From left to right we have P. eatonii, P. palmeri, and P. utahensis, known commonly as firecracker penstemon, pink wild snapdragon or scented penstemon, and Utah penstemon, respectively. All Penstemons share some traits – they are generally upright, with opposite leaves that usually clasp the stem (sometimes to the point of surrounding the stem, as in P. palmeri). The have tubular, two lipped flowers and although the dimensions may vary, they nearly always have three lobes on the bottom lip and a haiyr, curling, infertile staminode in the mouth of the corolla which gives them the common name “beard tongue”. P. eatonii has one of the longest, narrowest tubes with the least flare at the end, and is usually bright orange-red. P. utahensis is similiar but with a bit more flare of the tube lips and tends to be a more purply red with slightly larger flowers. P. palmeri can be recognized by it’s large size, sweet smell, distinctive flower shape, and the leaves that completely surround the lower stem.
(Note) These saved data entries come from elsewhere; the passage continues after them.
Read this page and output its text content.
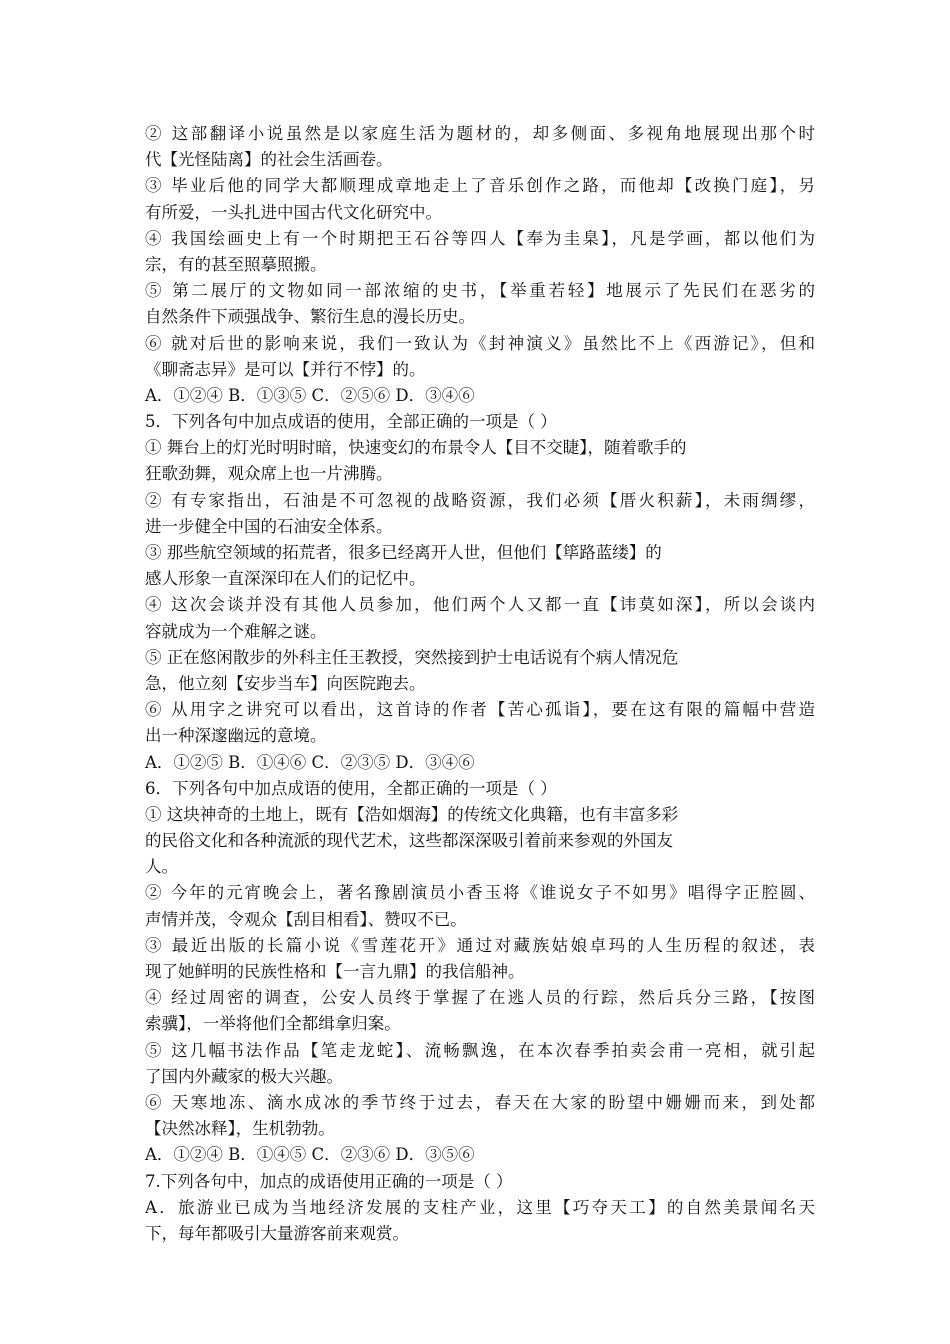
② 这部翻译小说虽然是以家庭生活为题材的，却多侧面、多视角地展现出那个时
代【光怪陆离】的社会生活画卷。
③ 毕业后他的同学大都顺理成章地走上了音乐创作之路，而他却【改换门庭】，另
有所爱，一头扎进中国古代文化研究中。
④ 我国绘画史上有一个时期把王石谷等四人【奉为圭臬】，凡是学画，都以他们为
宗，有的甚至照摹照搬。
⑤ 第二展厅的文物如同一部浓缩的史书，【举重若轻】地展示了先民们在恶劣的
自然条件下顽强战争、繁衍生息的漫长历史。
⑥ 就对后世的影响来说，我们一致认为《封神演义》虽然比不上《西游记》，但和
《聊斋志异》是可以【并行不悖】的。
A．①②④ B．①③⑤ C．②⑤⑥ D．③④⑥
5．下列各句中加点成语的使用，全部正确的一项是（ ）
① 舞台上的灯光时明时暗，快速变幻的布景令人【目不交睫】，随着歌手的
狂歌劲舞，观众席上也一片沸腾。
② 有专家指出，石油是不可忽视的战略资源，我们必须【厝火积薪】，未雨绸缪，
进一步健全中国的石油安全体系。
③ 那些航空领域的拓荒者，很多已经离开人世，但他们【筚路蓝缕】的
感人形象一直深深印在人们的记忆中。
④ 这次会谈并没有其他人员参加，他们两个人又都一直【讳莫如深】，所以会谈内
容就成为一个难解之谜。
⑤ 正在悠闲散步的外科主任王教授，突然接到护士电话说有个病人情况危
急，他立刻【安步当车】向医院跑去。
⑥ 从用字之讲究可以看出，这首诗的作者【苦心孤诣】，要在这有限的篇幅中营造
出一种深邃幽远的意境。
A．①②⑤ B．①④⑥ C．②③⑤ D．③④⑥
6．下列各句中加点成语的使用，全都正确的一项是（ ）
① 这块神奇的土地上，既有【浩如烟海】的传统文化典籍，也有丰富多彩
的民俗文化和各种流派的现代艺术，这些都深深吸引着前来参观的外国友
人。
② 今年的元宵晚会上，著名豫剧演员小香玉将《谁说女子不如男》唱得字正腔圆、
声情并茂，令观众【刮目相看】、赞叹不已。
③ 最近出版的长篇小说《雪莲花开》通过对藏族姑娘卓玛的人生历程的叙述，表
现了她鲜明的民族性格和【一言九鼎】的我信船神。
④ 经过周密的调查，公安人员终于掌握了在逃人员的行踪，然后兵分三路，【按图
索骥】，一举将他们全都缉拿归案。
⑤ 这几幅书法作品【笔走龙蛇】、流畅飘逸，在本次春季拍卖会甫一亮相，就引起
了国内外藏家的极大兴趣。
⑥ 天寒地冻、滴水成冰的季节终于过去，春天在大家的盼望中姗姗而来，到处都
【决然冰释】，生机勃勃。
A．①②④ B．①④⑤ C．②③⑥ D．③⑤⑥
7.下列各句中，加点的成语使用正确的一项是（ ）
A．旅游业已成为当地经济发展的支柱产业，这里【巧夺天工】的自然美景闻名天
下，每年都吸引大量游客前来观赏。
Finally, a yellow native flower! Last time I brought you Balsamorhiza sagittata, our early spring blooming “sunflower” with the fuzzy arrow-shaped leaves. Well, that is done blooming now, and we’re starting to see another sunflower that at first glance looks just like it. Wyethia amplexicaulis, northern mule’s ears. Closely related it begins blooming just as arrow-leaved balsam root finishes it’s show. It is a bit taller than it’s cousin, and the flowers have smaller centers, and longer and more slender ray flowers – and fewer of them. But the most obvious difference to the naked eye is the leaves. Instead of soft and fuzzy arrow-shaped leaves, northern mule’s ears have dark green, glossy, elliptic leaves tapering to a point. They tend to grow rhizomatously in small stands and they help keep the sunflower show going on through the summer here!
Last but not least is a dainty little flower I spotted on a hike up Bell’s Canyon this weekend. Small-flowered woodlandstar (Lithophragma parviflorum) is aptly named. These little, delicate blooms with feathered petals grow straight up on slender stalks, one to three each (although they can have as many as 14 flowers per stalk), and dotted the mid-elevation moist meadows just like stars. I find them completely enchanting. The basal leaves are small, a little scraggly, and deeply, unevenly, palmately lobed, bearing a little resemblance to some carrot family relative (which it’s not – it’s in the saxifrage family). They can be found in any number of open habitats, from montane to sagebrush desert to prairie, but they do seem most at home in woodland clearings. They don’t tend to form stands but rather dot a large area with a couple plants here and a couple there, so they are a constant, understated presence.